Jailed Minnesota Toyota owner may get retrial

You can’t help but wonder (without reading the court transcripts and judgement) how the sentencing of Koua Fong Lee could be so harsh. In 2006, Lee’s Toyota Camry, with his pregnant wife, daughter, brother and father on board, accelerated out of control and smashed into an Oldsmobile, killing three people in the second car back in 2006. The judge threw the book at him, giving him the maximum eight years, even though Lee, a recent immigrant, was adamant he was hard on the brakes and not the accelerator at the time of the accident. I don’t know Minnesotan criminal law, but one would think this churchgoing man, with no prior crimes, lacked the mens rea to deserve the full sentence; unless it was cumulative for the three deaths.

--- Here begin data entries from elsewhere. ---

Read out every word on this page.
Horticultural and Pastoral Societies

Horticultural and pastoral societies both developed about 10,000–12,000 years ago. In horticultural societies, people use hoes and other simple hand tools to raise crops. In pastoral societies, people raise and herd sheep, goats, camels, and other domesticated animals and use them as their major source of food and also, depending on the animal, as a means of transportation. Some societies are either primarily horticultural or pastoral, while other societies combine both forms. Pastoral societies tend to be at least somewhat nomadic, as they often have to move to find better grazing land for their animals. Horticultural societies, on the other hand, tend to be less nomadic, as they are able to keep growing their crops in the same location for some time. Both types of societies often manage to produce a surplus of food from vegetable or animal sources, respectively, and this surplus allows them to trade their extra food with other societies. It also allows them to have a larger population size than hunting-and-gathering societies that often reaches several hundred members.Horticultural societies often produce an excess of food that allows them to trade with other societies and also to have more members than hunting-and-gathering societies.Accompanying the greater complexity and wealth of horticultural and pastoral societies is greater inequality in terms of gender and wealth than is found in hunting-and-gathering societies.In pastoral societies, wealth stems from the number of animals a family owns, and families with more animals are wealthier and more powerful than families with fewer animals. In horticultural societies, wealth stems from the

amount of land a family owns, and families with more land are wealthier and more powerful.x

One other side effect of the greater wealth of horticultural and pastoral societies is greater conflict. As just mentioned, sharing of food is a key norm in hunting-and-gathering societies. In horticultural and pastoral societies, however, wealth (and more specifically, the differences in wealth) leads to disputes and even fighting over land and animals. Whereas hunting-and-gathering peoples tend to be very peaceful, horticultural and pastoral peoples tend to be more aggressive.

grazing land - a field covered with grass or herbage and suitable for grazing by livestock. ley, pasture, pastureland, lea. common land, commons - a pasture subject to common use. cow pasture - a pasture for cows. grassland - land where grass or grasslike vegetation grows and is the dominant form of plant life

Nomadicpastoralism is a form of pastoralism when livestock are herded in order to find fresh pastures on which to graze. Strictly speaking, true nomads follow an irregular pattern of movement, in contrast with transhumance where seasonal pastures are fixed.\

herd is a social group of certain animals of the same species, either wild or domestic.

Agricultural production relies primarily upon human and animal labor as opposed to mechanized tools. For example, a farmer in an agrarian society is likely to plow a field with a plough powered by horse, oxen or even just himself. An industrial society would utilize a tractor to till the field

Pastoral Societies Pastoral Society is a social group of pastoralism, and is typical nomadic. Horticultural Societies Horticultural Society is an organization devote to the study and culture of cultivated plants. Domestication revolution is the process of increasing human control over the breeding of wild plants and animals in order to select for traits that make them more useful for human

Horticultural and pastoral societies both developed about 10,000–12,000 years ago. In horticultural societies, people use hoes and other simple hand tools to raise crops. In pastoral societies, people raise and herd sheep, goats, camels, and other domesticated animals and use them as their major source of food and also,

   Investigations showed there was nothing wrong with the brakes—but, with hindsight, there could have been something wrong with the accelerator or the cruise control, considering that Lee’s Camry was going at 90 mph when it hit the Oldsmobile.
   What we can very likely say was that this was not the America that Koua Fong Lee expected to emigrate to.
   While the 1996 Camry Lee drove was not part of the Toyota recall, American media suggest that some of these models were repaired for faulty cruise controls. Chances are he will get a retrial, so in light of this new evidence, let’s hope the Lees, and the Adams and Boltons who lost their family members, will see some justice.